G & T Networking. I walked through the Poster Session after Dr. Massart’s talk, taking photos of consumer-related posters. As the editor of the consumer health column of the Journal of Hospital Librarianship, I hope to approach the researchers for possible articles. I checked Twitter for the umpteenth time that day, and saw a tweet from Clare Davitt, public librarian from Bangor, ME. After a few quick exchanges, I joined her at the lobby bar for gin and tonic networking. We talked about our paths to librarianship, and our interests in community health.
During this fiscal year, I will be conducting Focused Outreach to Bangor. I explained to Clare that I would be conducting interviews in Bangor to learn about community health needs. We exchanged business cards–or, tried to. I managed to leave my business cards in my hotel room, and she had her City Counsel business card rather than her Bangor Public Library business card. We knew that we could find each other on Twitter.
Transforming Together. I returned to the Symposium in time for Dana Ladd (VCU)’s presentation on Providing Health Information to Patients: Development and Implementation of a Consumer Health Workshop for Librarians. Funded by NNLM Southeastern Atlantic Region, this project supported not only the development of a consumer health information workshop, but also travel and lodging for the public library participants.
Room Service Supper. I participated in the strategy session at the end of the Symposium, taking the opportunity to meet attendees from the New England Region. I was forgoing the Silver and Gold Networking Dinner. Instead, I retired to my room to get mentally prepared for the next day’s travel back to Massachusetts. I dialed room service, settling in for the night.
Wednesday, May 23, 2018
Drs. Dara Richardson-Heron and David Satcher gave the closing plenaries. The focus was on engaging diverse participants in research so that we gain understanding in the treatment and prevention of disease for all people.
Dr. Dara Richardson-Heron, Chief Engagement Officer for NIH’s All of Us program, alerted us to the task ahead: honesty and authenticity about past abuses in scientific research; humility in our need for diverse research participants; and generosity in sharing in the benefits of research. She announced the partnership between All of Us and the National Network of Libraries of Medicine. The goal of this partnership is to inform public library workers about NIH research, address health literacy/digital divide issues in the community, measure the impact of these efforts on All of Us enrollment, but NOT ask public libraries to enroll research participants.

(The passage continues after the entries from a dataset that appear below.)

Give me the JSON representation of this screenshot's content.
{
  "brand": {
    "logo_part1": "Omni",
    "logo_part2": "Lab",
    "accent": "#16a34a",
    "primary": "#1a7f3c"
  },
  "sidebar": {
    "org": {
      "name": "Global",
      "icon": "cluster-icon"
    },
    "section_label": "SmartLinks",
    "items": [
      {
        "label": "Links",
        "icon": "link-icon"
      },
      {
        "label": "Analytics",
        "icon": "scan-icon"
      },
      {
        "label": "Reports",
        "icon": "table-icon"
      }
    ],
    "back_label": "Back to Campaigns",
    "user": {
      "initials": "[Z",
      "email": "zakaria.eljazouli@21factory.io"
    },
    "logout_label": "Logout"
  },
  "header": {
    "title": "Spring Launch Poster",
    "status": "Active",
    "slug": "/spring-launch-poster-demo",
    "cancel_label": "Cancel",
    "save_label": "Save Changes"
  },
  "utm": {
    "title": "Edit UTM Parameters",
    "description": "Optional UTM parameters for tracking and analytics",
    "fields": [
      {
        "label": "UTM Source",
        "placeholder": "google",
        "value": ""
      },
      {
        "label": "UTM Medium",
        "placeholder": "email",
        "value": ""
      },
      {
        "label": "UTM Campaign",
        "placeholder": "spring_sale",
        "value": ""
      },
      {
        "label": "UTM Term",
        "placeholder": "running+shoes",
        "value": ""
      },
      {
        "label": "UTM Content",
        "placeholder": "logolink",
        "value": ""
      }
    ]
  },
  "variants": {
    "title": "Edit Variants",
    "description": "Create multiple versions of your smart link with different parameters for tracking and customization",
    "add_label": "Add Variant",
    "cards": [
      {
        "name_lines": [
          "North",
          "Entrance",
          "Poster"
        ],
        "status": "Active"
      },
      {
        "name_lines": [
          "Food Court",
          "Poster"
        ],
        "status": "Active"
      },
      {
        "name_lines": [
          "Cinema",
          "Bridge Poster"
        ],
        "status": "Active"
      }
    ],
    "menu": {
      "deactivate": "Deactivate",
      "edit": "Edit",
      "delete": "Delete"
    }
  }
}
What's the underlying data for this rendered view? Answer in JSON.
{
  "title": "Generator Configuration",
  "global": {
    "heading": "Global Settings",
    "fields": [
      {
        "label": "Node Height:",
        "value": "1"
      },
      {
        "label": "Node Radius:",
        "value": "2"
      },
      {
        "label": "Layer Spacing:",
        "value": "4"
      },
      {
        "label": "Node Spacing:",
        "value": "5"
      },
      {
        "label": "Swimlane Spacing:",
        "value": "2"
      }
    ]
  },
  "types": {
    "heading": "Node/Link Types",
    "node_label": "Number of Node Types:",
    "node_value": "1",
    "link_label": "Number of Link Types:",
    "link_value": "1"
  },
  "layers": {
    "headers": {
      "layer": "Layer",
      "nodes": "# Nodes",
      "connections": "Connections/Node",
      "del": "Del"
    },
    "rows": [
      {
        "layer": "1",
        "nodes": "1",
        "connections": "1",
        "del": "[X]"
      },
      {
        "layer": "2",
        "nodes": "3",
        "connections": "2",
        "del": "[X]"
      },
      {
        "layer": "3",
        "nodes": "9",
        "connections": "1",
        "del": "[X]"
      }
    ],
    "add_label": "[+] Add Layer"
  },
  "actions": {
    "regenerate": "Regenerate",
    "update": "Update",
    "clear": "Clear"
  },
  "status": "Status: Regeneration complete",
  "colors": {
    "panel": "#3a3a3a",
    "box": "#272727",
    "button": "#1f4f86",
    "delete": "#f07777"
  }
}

Dr. David Satcher, Founding Director of the Satcher Health Leadership Institute at the Morehouse School of Medicine and former United States Surgeon General, gave the final address. He spoke at length on the Tuskegee Study of Untreated Syphilis in the Negro Male. The ramifications of this study are with us today. He spoke about the persistent gap in Black-White mortality rates. He told us that the number of African American men entering medical school today is no more than it was in 1978. “I hope you see the critical role information plays,” stated Dr. Satcher. He urged us to inform ourselves about Tuskegee, consider the significance of racial inequity and learn from each other.
Heading home. I attended the plenaries with my luggage. As the conference room emptied out, I made my way (along with many librarians) to the MARTA train. Airport bound. I am grateful for the opportunity to visit Atlanta, to learn from my colleagues and our esteemed presenters, and to remember the importance of knowing our history.